PlayFab incident

Action Processing Delay

PlayFab experienced a minor incident on July 31, 2025 affecting Event Processing, lasting 6h 38m. The incident has been resolved; the full update timeline is below.

Started: Jul 31, 2025, 10:17 PM UTC
Resolved: Aug 01, 2025, 04:55 AM UTC
Duration: 6h 38m
Detected by Pingoru: Jul 31, 2025, 10:17 PM UTC

Affected components

Event Processing

Update timeline

investigating Jul 31, 2025, 10:17 PM UTC

We are currently experiencing delayed processing of actions for rule and segment automation. Engineers are working to resolve this as soon as possible.
investigating Aug 01, 2025, 12:31 AM UTC

We are continuing to investigate and testing a potential mitigation to improve action processing throughput.
monitoring Aug 01, 2025, 02:01 AM UTC

A fix has been deployed and we are continuing to monitor as processing catches up.
resolved Aug 01, 2025, 04:55 AM UTC

This incident has been resolved.
postmortem Aug 12, 2025, 11:47 PM UTC

On July 31, 2025, between 10:30 AM and 7:29 PM PDT, some customers experienced significant delays when using PlayStream actions for rules and segments. Action executions were delayed, with a maximum delay of over 500 minutes at peak. The incident was caused by a combination of load and configuration values for the maximum number of records each processor could read at once, which, combined with pod health logic, led to excessive memory usage and processor failures. We resolved the issue by reducing the configuration value, which restored healthy processing across all partitions. ### Impact All PlayFab titles using PlayStream actions for rules and segments were impacted. Action executions were delayed but not dropped; however, the prolonged delay meant that some actions may not have been useful by the time they were processed. ### Root Cause Analysis The incident was caused by a misconfiguration in the number of records each processor attempted to read, combined with a change in the logic for partition allocation per processor.
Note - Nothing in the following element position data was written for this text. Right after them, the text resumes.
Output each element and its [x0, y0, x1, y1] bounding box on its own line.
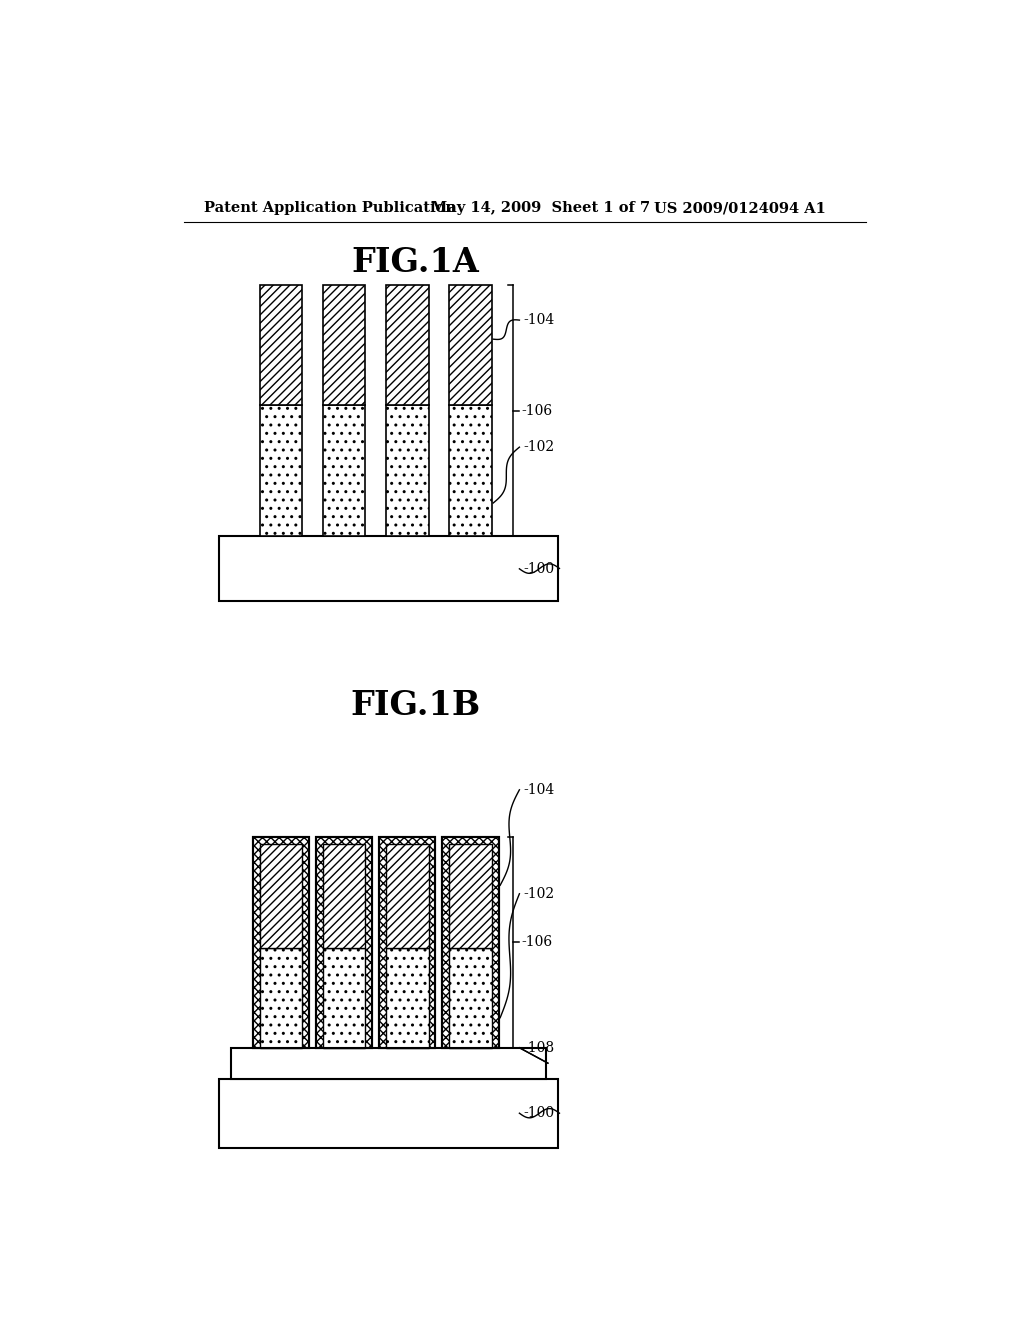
- Bar: [386, 405, 429, 536]
- Text: -106: -106: [521, 404, 552, 417]
- Bar: [253, 837, 309, 1048]
- Bar: [450, 843, 492, 1048]
- Bar: [386, 843, 429, 1048]
- Bar: [323, 843, 366, 1048]
- Bar: [260, 405, 302, 536]
- Bar: [323, 948, 366, 1048]
- Bar: [442, 837, 499, 1048]
- Bar: [442, 837, 499, 1048]
- Bar: [450, 285, 492, 405]
- Bar: [316, 837, 373, 1048]
- Bar: [219, 1078, 558, 1148]
- Text: -100: -100: [523, 562, 554, 576]
- Bar: [260, 843, 302, 1048]
- Bar: [379, 837, 435, 1048]
- Text: US 2009/0124094 A1: US 2009/0124094 A1: [654, 202, 826, 215]
- Bar: [316, 837, 373, 1048]
- Text: -108: -108: [523, 1040, 554, 1055]
- Bar: [379, 837, 435, 1048]
- Bar: [260, 948, 302, 1048]
- Bar: [260, 843, 302, 1048]
- Bar: [323, 285, 366, 405]
- Text: FIG.1A: FIG.1A: [351, 246, 479, 279]
- Text: -106: -106: [521, 936, 552, 949]
- Bar: [219, 536, 558, 601]
- Bar: [253, 837, 309, 1048]
- Text: Patent Application Publication: Patent Application Publication: [204, 202, 456, 215]
- Text: -102: -102: [523, 440, 554, 454]
- Bar: [323, 843, 366, 1048]
- Bar: [450, 405, 492, 536]
- Bar: [450, 843, 492, 1048]
- Bar: [442, 837, 499, 1048]
- Bar: [450, 843, 492, 948]
- Text: -104: -104: [523, 313, 555, 327]
- Text: May 14, 2009  Sheet 1 of 7: May 14, 2009 Sheet 1 of 7: [431, 202, 650, 215]
- Text: -102: -102: [523, 887, 554, 900]
- Bar: [450, 948, 492, 1048]
- Bar: [386, 843, 429, 1048]
- Bar: [253, 837, 309, 1048]
- Bar: [379, 837, 435, 1048]
- Bar: [316, 837, 373, 1048]
- Text: FIG.1B: FIG.1B: [350, 689, 480, 722]
- Bar: [230, 1048, 547, 1078]
- Bar: [260, 285, 302, 405]
- Bar: [386, 843, 429, 948]
- Bar: [386, 948, 429, 1048]
- Bar: [323, 843, 366, 948]
- Bar: [260, 843, 302, 948]
- Text: -100: -100: [523, 1106, 554, 1121]
- Text: -104: -104: [523, 783, 555, 797]
- Bar: [386, 285, 429, 405]
- Bar: [323, 405, 366, 536]
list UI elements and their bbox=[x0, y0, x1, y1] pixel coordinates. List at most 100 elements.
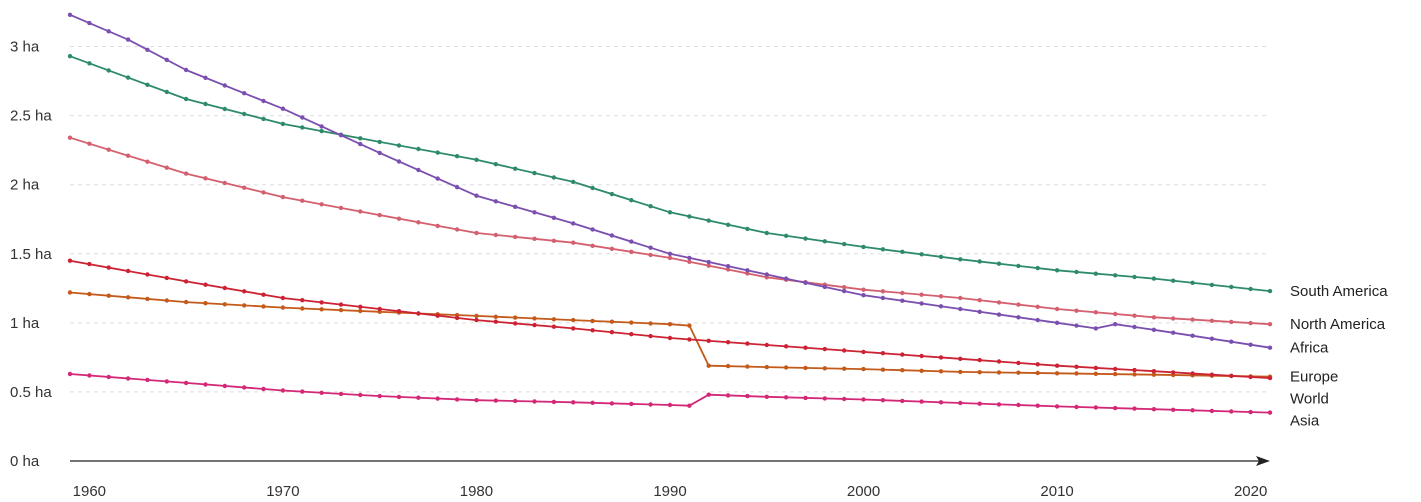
label-layer: South America North America Africa Europe Wo… bbox=[1290, 283, 1388, 430]
data-point bbox=[1171, 330, 1176, 335]
data-point bbox=[996, 300, 1002, 305]
data-point bbox=[1035, 304, 1040, 309]
data-point bbox=[164, 298, 169, 303]
data-point bbox=[1054, 404, 1060, 409]
data-point bbox=[280, 121, 286, 127]
data-point bbox=[300, 306, 305, 311]
data-point bbox=[67, 135, 73, 140]
data-point bbox=[261, 292, 266, 297]
data-point bbox=[1113, 273, 1118, 278]
data-point bbox=[377, 393, 382, 399]
data-point bbox=[1016, 360, 1021, 366]
data-point bbox=[261, 304, 266, 309]
data-point bbox=[377, 212, 382, 218]
data-point bbox=[1132, 324, 1137, 330]
data-point bbox=[1035, 403, 1040, 408]
data-point bbox=[842, 348, 847, 353]
data-point bbox=[725, 222, 731, 227]
data-point bbox=[667, 402, 673, 408]
data-point bbox=[377, 306, 382, 312]
data-point bbox=[977, 357, 982, 363]
data-point bbox=[183, 67, 189, 73]
data-point bbox=[493, 162, 498, 167]
data-point bbox=[1016, 263, 1021, 269]
data-point bbox=[706, 363, 711, 368]
y-tick-label: 1 ha bbox=[10, 315, 40, 332]
data-point bbox=[164, 165, 169, 170]
data-point bbox=[1016, 302, 1021, 307]
data-point bbox=[474, 230, 479, 236]
data-point bbox=[493, 398, 498, 403]
data-point bbox=[1190, 317, 1195, 322]
data-point bbox=[145, 159, 150, 164]
data-point bbox=[1113, 371, 1118, 377]
data-point bbox=[416, 311, 421, 316]
data-point bbox=[880, 289, 886, 294]
data-point bbox=[958, 356, 963, 361]
data-point bbox=[493, 319, 498, 324]
data-point bbox=[861, 244, 866, 250]
data-point bbox=[687, 214, 692, 219]
data-point bbox=[571, 240, 576, 245]
data-point bbox=[842, 285, 847, 290]
data-point bbox=[1074, 269, 1079, 275]
data-point bbox=[783, 365, 789, 370]
data-point bbox=[1190, 408, 1195, 413]
data-point bbox=[125, 268, 131, 274]
data-point bbox=[203, 101, 208, 107]
data-point bbox=[958, 257, 963, 262]
data-point bbox=[67, 54, 73, 59]
data-point bbox=[629, 249, 634, 254]
data-point bbox=[300, 389, 305, 394]
data-point bbox=[1093, 271, 1099, 276]
data-point bbox=[1171, 407, 1176, 412]
data-point bbox=[706, 259, 711, 265]
data-point bbox=[125, 75, 131, 80]
data-point bbox=[1113, 405, 1118, 411]
data-point bbox=[474, 317, 479, 323]
data-point bbox=[454, 227, 460, 232]
data-point bbox=[1132, 367, 1137, 373]
data-point bbox=[764, 272, 769, 277]
data-point bbox=[1132, 274, 1137, 280]
data-point bbox=[242, 289, 247, 294]
data-point bbox=[513, 166, 518, 171]
data-point bbox=[551, 175, 557, 180]
data-point bbox=[280, 295, 286, 301]
data-point bbox=[783, 276, 789, 281]
series-label: Africa bbox=[1290, 340, 1329, 357]
data-point bbox=[1229, 319, 1234, 325]
data-point bbox=[67, 12, 73, 17]
data-point bbox=[222, 383, 227, 389]
data-point bbox=[416, 167, 421, 173]
data-point bbox=[1171, 316, 1176, 321]
data-point bbox=[87, 141, 92, 146]
data-point bbox=[261, 116, 266, 122]
data-point bbox=[938, 304, 944, 309]
data-point bbox=[880, 247, 886, 252]
data-point bbox=[1074, 404, 1079, 410]
data-point bbox=[725, 264, 731, 269]
data-point bbox=[861, 287, 866, 292]
data-point bbox=[822, 284, 827, 290]
x-tick-label: 2000 bbox=[847, 483, 880, 500]
y-tick-label: 0 ha bbox=[10, 453, 40, 470]
data-point bbox=[222, 106, 227, 112]
data-point bbox=[435, 223, 440, 229]
data-point bbox=[1054, 371, 1060, 376]
data-point bbox=[900, 298, 905, 303]
y-tick-label: 1.5 ha bbox=[10, 246, 52, 263]
data-point bbox=[1209, 282, 1215, 288]
data-point bbox=[900, 352, 905, 357]
data-point bbox=[513, 234, 518, 240]
data-point bbox=[938, 254, 944, 259]
data-point bbox=[667, 251, 673, 256]
data-point bbox=[396, 159, 402, 164]
data-point bbox=[1248, 342, 1253, 347]
data-point bbox=[996, 370, 1002, 375]
data-point bbox=[145, 47, 150, 52]
data-point bbox=[629, 239, 634, 244]
data-point bbox=[125, 37, 131, 42]
data-point bbox=[87, 373, 92, 378]
data-point bbox=[861, 397, 866, 402]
As processor pods failed due to memory exhaustion, the remaining healthy pods became overloaded, leading to a cascading failure and increasing delays in action processing. ### Action Items To prevent similar incidents from happening again, we have taken the following actions: * We reduced the maximum number of records each processor can read at once, improving processor reliability and preventing memory exhaustion. * We improved our monitoring and alerting to detect abnormal processor delays and memory usage earlier.